The bill before the U.S. House of Representatives passed Thursday afternoon. A separate bill is pending in the U.S. Senate.

Congressional Tax Plans Jeopardize the Farm Safety Net, CBO Analysis Says
 
WASHINGTON – Amidst the steepest drop in farm profitability in a generation, U.S. Congressional leadership is proposing tax reform legislation that would jeopardize all funding for farm bill commodity safety net programs.
 
The two tax bills being considered in both the U.S. Senate and the U.S. House of Representatives would add $1.5 trillion to the federal deficit.

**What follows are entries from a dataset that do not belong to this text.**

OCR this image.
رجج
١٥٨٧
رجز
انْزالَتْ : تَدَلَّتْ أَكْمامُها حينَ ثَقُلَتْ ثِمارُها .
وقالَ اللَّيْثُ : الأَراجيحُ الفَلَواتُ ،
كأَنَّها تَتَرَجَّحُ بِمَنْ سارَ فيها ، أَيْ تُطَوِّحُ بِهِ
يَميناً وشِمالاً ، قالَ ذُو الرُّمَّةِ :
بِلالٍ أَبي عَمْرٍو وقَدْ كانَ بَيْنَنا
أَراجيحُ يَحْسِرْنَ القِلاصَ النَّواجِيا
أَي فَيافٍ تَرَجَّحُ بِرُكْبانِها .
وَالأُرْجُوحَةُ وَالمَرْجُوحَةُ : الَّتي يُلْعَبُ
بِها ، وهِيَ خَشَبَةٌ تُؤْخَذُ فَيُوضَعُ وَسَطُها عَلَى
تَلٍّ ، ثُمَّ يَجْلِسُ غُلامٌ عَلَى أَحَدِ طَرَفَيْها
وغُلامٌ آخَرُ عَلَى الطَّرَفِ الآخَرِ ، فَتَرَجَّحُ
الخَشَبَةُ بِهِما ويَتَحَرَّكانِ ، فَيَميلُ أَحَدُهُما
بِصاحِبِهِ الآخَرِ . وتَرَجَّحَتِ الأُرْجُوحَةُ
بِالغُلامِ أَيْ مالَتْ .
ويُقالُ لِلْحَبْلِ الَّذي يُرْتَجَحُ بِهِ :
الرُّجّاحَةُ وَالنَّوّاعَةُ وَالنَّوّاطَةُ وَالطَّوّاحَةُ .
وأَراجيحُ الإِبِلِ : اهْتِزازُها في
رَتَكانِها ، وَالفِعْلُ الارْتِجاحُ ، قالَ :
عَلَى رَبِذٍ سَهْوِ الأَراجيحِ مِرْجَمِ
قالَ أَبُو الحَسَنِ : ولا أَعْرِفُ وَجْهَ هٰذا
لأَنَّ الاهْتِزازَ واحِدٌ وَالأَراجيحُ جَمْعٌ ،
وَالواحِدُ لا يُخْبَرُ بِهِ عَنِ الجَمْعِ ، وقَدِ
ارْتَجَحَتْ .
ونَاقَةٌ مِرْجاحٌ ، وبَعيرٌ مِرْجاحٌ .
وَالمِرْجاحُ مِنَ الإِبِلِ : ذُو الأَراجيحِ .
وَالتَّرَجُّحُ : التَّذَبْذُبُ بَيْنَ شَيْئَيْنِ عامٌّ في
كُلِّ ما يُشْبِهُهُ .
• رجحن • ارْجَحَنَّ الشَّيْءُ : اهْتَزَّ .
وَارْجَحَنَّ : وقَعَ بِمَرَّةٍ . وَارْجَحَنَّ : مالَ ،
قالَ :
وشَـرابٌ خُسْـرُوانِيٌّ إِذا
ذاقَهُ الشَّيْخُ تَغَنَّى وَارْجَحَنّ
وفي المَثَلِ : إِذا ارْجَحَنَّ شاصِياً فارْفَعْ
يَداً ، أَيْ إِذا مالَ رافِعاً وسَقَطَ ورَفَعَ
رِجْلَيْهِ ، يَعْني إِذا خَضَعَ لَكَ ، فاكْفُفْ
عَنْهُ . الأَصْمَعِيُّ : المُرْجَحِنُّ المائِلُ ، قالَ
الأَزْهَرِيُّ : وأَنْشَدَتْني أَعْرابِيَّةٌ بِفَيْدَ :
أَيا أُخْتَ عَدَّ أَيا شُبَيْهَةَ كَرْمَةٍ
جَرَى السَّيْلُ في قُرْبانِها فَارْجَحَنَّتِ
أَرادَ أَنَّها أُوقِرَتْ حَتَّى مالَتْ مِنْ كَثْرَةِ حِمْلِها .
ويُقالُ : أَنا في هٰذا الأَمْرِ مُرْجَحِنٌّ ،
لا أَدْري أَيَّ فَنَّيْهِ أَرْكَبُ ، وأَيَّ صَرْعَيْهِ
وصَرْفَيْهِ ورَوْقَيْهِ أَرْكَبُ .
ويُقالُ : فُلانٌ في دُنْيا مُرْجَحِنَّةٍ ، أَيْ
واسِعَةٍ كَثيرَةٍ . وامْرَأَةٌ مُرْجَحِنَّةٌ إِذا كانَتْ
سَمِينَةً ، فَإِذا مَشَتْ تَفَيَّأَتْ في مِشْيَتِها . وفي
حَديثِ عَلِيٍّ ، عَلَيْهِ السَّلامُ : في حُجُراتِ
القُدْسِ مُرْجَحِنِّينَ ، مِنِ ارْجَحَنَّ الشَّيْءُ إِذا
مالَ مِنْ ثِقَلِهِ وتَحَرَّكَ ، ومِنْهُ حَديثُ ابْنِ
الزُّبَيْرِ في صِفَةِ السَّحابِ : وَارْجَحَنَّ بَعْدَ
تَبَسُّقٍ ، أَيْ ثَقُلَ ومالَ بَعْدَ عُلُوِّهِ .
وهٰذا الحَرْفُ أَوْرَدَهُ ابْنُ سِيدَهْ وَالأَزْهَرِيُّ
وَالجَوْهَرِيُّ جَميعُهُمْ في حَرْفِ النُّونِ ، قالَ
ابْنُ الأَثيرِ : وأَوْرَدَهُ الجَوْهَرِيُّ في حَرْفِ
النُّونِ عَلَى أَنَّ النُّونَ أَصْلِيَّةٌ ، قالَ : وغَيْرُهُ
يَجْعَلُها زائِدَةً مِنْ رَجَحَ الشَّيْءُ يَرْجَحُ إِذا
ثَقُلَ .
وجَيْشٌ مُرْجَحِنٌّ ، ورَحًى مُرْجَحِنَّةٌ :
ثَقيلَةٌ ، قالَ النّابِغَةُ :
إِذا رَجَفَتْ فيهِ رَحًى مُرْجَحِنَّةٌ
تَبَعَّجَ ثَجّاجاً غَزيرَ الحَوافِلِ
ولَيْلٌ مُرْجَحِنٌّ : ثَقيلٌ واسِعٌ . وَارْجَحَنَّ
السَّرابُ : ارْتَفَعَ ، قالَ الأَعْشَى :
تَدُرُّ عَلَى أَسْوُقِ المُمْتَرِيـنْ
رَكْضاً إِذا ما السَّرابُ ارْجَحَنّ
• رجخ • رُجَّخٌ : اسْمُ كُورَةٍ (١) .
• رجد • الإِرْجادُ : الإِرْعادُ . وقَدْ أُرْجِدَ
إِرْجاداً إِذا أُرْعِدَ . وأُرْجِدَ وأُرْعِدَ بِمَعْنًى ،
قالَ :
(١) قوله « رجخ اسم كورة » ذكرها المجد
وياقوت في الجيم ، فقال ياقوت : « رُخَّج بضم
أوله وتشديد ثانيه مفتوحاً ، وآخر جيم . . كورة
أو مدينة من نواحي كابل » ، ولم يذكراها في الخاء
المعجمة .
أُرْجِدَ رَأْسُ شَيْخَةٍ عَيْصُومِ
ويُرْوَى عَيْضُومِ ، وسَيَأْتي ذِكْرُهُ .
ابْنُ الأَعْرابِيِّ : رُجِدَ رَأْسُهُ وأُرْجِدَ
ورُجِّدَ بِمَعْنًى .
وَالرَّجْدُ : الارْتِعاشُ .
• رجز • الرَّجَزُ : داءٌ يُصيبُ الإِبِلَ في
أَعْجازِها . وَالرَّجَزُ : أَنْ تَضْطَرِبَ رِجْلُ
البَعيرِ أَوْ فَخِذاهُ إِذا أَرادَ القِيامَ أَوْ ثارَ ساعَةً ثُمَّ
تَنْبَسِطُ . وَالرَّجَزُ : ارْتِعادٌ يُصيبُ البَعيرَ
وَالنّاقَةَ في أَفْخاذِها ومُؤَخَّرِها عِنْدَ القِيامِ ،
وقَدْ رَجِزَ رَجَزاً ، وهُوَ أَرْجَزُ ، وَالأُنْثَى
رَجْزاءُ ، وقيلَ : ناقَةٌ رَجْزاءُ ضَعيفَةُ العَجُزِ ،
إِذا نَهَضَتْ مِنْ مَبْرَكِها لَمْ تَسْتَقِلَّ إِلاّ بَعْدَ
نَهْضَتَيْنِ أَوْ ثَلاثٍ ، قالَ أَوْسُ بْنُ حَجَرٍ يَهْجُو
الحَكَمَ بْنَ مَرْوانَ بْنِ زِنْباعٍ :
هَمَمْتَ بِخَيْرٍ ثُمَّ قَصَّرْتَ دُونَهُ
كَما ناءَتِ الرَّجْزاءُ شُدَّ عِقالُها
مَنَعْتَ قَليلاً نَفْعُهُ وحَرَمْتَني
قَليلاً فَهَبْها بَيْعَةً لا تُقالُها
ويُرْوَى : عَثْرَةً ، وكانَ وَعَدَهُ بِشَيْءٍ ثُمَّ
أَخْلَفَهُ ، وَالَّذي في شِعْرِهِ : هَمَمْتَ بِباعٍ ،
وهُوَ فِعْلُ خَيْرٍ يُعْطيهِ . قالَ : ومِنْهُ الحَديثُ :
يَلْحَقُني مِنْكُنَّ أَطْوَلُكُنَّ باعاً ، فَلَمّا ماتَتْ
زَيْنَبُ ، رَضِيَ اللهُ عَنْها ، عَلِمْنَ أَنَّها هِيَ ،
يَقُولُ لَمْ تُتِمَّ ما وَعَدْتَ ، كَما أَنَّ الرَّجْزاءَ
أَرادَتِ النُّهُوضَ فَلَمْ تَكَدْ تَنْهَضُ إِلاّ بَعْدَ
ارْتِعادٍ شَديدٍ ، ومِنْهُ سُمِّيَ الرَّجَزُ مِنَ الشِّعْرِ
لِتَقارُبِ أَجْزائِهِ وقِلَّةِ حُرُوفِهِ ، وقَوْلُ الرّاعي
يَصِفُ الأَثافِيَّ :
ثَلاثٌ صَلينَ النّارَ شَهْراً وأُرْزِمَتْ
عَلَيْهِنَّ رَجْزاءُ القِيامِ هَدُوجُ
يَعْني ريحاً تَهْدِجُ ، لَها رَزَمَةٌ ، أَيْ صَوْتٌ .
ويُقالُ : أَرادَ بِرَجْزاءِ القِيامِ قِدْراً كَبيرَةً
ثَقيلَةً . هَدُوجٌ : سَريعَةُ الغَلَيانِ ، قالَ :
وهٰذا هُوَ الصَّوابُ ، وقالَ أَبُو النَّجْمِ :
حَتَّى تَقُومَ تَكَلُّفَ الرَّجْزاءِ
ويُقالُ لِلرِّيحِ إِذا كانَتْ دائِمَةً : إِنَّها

According to new Congressional Budget Office analysis of the bills, that $1.5 trillion deficit increase would need to be offset by eliminating all funding for vital farm programs such as Agriculture Risk Coverage (ARC) and Price Loss Coverage (PLC), among other mandatory federal spending programs.
 
“If Congress passes legislation that increases the deficit, they will subsequently be forced to cut federal spending. In the case of the tax bill, current law could require 100 percent sequestration of all commodity program payments and other farm bill programs,” said National Farmers Union President Roger Johnson. “Tax cuts for the highest income brackets should absolutely not come at the expense of programs that protect our nation’s family farmers and ranchers.”
 
The House and Senate budget resolution that was passed earlier this year paves the way for tax cuts that would increase the U.S. federal deficit by $1.5 trillion over ten years. Statutory pay-as-you-go (PAYGO) rules require that increases in deficit spending be offset by reduced spending across non-exempt mandatory programs. The government would be required to cut such programs by $150 billion per year in accordance with PAYGO.
 
The total available pool of funding across all non-exempt mandatory programs amounts to, in CBO’s estimation, “only between $85 billion to $90 billion,” meaning that all impacted mandatory spending programs other than Medicare, including the Commodity Credit Corporation (CCC), would be entirely stripped of funding.
 
The CCC is the second largest non-exempt mandatory program, after Medicare. It funds dairy and other farm program payments, including ARC and PLC, both of which are critical for keeping family farmers and ranchers in business during times of economic uncertainty. Discretionary spending and a number of mandatory programs, including Social Security, the Supplemental Nutrition Assistance Program (SNAP), federal crop insurance, and the Conservation Reserve Program (CRP), are exempt from PAYGO.
 
“Farmers Union has long opposed using budget sequestration to reduce the federal deficit, especially through cuts to agricultural programs,” added Johnson. “This proposal asks farmers and ranchers to trade any possible tax benefits for the elimination of farm safety net payments, like ARC and PLC. That would be a disastrous trade. NFU continues to advocate for a simplified, progressive tax code that does not risk programs vital to the livelihoods and well-being of American family farmers and ranchers.”